Rethinking Training Signals in RLVR

Speaker

University of Washington

Host

NLP Meetings Seminar Series

In this talk, I will share lessons we learned from RLVR experiments: it is risky to draw general RLVR conclusions based on a single model family. Our recent work on spurious rewards shows that even random or incorrect rewards can elicit strong mathematical reasoning in certain models, despite having no or negative correlation with the correct answer. For example, RLVR improves MATH-500 performance for Qwen2.5-Math-7B in absolute points by 21.4% (random reward) and 24.1% (incorrect label)--nearly matching the 29.1% gained with ground truth rewards. However, these spurious rewards that work for Qwen often fail to yield gains with other model families like Llama3 or OLMo2. Since any reward can work for a single model but not others, it means the model is special, not the method.

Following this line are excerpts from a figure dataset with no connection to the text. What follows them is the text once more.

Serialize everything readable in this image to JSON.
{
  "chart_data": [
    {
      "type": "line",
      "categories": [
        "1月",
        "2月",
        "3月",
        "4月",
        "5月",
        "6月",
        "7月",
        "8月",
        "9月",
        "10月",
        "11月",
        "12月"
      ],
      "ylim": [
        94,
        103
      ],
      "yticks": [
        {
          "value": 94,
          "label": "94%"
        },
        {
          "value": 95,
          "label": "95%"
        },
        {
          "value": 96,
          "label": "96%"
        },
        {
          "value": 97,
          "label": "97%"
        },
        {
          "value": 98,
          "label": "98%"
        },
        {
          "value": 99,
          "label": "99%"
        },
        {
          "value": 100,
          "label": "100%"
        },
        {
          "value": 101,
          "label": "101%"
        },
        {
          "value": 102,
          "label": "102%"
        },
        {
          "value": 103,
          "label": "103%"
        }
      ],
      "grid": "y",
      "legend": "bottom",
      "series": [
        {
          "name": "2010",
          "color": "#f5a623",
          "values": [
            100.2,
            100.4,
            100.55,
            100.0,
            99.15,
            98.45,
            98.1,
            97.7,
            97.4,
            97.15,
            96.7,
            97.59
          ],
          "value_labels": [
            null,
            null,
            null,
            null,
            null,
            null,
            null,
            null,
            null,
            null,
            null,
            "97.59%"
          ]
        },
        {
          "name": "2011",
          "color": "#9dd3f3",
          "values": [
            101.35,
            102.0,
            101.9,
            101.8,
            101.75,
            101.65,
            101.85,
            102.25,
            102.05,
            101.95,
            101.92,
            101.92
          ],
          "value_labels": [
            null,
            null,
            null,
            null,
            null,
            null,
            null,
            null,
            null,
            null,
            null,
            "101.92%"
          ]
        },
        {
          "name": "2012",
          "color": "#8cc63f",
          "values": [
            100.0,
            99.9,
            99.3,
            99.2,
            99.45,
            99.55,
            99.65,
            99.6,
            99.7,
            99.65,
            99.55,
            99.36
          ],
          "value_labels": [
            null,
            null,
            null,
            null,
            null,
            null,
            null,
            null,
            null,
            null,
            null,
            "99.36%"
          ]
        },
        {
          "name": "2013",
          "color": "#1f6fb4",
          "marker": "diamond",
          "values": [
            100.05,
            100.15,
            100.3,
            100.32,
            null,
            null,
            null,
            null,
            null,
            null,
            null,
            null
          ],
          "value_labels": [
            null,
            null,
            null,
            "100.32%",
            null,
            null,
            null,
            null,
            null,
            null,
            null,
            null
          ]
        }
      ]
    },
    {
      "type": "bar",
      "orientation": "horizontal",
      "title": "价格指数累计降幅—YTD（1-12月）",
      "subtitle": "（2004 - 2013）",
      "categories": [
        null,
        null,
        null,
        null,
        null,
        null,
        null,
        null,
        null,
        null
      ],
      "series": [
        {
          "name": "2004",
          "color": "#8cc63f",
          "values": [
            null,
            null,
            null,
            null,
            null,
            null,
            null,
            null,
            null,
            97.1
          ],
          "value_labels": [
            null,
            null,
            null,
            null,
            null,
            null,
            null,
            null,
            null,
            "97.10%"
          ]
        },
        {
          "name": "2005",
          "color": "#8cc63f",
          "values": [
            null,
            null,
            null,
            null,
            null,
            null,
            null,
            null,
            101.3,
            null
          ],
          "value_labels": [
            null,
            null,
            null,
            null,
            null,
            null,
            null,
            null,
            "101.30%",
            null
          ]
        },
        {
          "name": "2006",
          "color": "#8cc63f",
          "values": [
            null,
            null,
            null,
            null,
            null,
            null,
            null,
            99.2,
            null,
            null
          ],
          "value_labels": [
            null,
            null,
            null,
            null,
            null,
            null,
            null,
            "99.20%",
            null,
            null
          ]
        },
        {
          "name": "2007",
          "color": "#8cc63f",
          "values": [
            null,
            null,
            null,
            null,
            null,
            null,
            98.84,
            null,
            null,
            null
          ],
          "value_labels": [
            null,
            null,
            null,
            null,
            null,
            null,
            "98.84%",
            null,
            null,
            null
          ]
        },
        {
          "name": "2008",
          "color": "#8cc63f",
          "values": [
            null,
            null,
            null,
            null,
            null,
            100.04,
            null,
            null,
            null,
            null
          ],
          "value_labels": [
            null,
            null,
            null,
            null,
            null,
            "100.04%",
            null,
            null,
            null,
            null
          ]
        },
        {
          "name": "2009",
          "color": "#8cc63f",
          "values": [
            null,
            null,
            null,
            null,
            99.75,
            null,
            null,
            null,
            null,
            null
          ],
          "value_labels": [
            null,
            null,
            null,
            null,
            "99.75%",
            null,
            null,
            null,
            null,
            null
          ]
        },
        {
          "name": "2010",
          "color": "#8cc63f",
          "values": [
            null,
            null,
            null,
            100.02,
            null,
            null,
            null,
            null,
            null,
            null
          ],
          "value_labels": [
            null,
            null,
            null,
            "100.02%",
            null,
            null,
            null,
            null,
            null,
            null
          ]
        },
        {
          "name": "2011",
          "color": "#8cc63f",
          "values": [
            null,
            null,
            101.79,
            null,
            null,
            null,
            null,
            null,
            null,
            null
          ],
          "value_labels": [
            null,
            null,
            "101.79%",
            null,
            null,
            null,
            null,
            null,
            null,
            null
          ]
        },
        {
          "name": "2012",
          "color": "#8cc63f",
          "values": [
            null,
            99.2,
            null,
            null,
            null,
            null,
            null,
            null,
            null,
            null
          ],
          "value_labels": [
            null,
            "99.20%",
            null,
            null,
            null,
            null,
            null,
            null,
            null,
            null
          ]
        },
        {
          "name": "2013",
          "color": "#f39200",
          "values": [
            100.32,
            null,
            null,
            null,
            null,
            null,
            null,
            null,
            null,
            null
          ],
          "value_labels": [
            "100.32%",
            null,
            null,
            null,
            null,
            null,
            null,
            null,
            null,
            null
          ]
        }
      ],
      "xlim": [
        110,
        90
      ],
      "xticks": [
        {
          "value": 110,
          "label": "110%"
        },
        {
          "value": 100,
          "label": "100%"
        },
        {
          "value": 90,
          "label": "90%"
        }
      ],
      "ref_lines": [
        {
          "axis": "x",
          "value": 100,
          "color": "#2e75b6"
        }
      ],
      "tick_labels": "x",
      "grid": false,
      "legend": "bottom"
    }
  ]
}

In particular, we find code reasoning—-thinking in code without actual code execution—-to be a distinctive Qwen2.5-Math behavior that becomes significantly more frequent after RLVR, from 65% to over 90%, even with spurious rewards. In addition, we show that random rewards can bring meaningful training signals due to a bias in the GRPO training algorithm. Overall, we hypothesize that, given the lack of useful reward signal, RLVR must somehow be surfacing useful reasoning representations learned during pretraining. We suggest that future RLVR research should possibly be validated on diverse models rather than a single de facto choice, as we show that it is easy to get significant performance gains on Qwen models even with completely spurious reward signals.